After picking “Chart,” Google Sheets will automatically insert a chart into your spreadsheet. However, the chart might look empty. Why? Because Google Sheets doesn’t quite get the data you gave it. So, it’s up to you to tell it the right chart type.

Here’s how: Go to the far right of your spreadsheet. Find the Chart editor window. Click on the chart type drop-down, scroll down, and choose “Organizational chart.” Google should instantly update your chart to display the correct visuals you want. 

If you did everything exactly as we explained above, your chart should look something like this: 

Looking at the image above, you can see that we have been able to add employee names directly to the position they occupy in the chart box. 

This approach puts the name and role together as each box label for clear context. So you don’t need to hover to see who holds the job. The disadvantage is that long names may clutter your boxes.
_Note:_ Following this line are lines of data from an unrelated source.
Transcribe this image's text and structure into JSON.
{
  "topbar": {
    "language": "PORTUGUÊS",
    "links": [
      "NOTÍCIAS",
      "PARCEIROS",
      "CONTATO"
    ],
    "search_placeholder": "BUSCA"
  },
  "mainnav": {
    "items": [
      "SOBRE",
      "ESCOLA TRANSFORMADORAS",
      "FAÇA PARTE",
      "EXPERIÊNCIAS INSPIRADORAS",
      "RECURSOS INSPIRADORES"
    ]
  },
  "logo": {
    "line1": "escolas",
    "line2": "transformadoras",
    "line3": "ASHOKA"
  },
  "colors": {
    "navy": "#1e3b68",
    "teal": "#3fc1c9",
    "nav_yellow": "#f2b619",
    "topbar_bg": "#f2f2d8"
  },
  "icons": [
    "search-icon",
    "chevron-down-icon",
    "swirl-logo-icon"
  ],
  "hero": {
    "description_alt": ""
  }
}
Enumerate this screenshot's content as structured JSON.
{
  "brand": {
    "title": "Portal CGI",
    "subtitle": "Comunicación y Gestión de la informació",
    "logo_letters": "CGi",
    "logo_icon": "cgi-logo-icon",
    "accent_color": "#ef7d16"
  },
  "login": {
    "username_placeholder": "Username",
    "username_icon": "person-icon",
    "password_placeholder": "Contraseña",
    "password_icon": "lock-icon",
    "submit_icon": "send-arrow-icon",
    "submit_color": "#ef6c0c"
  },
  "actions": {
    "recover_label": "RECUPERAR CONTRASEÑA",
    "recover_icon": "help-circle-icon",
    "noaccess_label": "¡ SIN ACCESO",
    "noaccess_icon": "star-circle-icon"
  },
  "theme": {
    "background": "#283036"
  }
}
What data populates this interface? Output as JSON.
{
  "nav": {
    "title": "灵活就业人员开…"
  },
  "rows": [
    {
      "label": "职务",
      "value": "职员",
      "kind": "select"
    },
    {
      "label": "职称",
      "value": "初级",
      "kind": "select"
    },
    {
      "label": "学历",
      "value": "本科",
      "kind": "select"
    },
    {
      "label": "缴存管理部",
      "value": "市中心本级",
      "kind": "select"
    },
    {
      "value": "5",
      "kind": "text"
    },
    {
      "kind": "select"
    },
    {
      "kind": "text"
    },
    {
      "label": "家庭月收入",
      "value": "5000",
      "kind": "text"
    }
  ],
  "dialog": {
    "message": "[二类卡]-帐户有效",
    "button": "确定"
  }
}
Exporting Your Organizational Chart from Google Sheets

Now that you’ve made a snazzy organizational chart in Google Sheets, chances are you want to use it in your PowerPoint presentation or as part of a report in Google Docs or Microsoft Word.

Lucky for you, Google Sheets makes it a breeze to export your chart as either a PNG image or a PDF file.

Here’s how to download your organizational chart in Google Sheets:

  • Start by selecting the chart you’ve already crafted. When you do that, you should see a three-dot icon at the top right corner of the chart. You want to click on that.
  • Finally, click on the Download option and select the preferred format you want your chart to be downloaded. For this example, we will opt for PDF. 

The steps we just described above will instantly download the chart in the selected format. 

Final Thoughts

And there you have it. In this comprehensive guide, we covered everything you need to know to create an organizational chart in Google Sheets.

You now understand:

  • What an org chart is and why a Sheets version is valuable
  • How to structure, select, and insert chart data
  • Customizing visual elements like color and size
  • Adding employee names via hover text or integrated labels
  • Keeping the chart dynamically updated as changes occur
  • Exporting the final version as an image or PDF

While it may seem complex, Google Sheets makes chart building quite intuitive once you know these key steps.

The end result is a shareable organization chart in Google Sheets that boosts onboarding and provides at-a-glance views of company structure. Plus, you can continue modifying as needed.

So, utilize these new skills to visualize your own team’s workflow and hierarchy. Let us know in the comments if you have any other questions.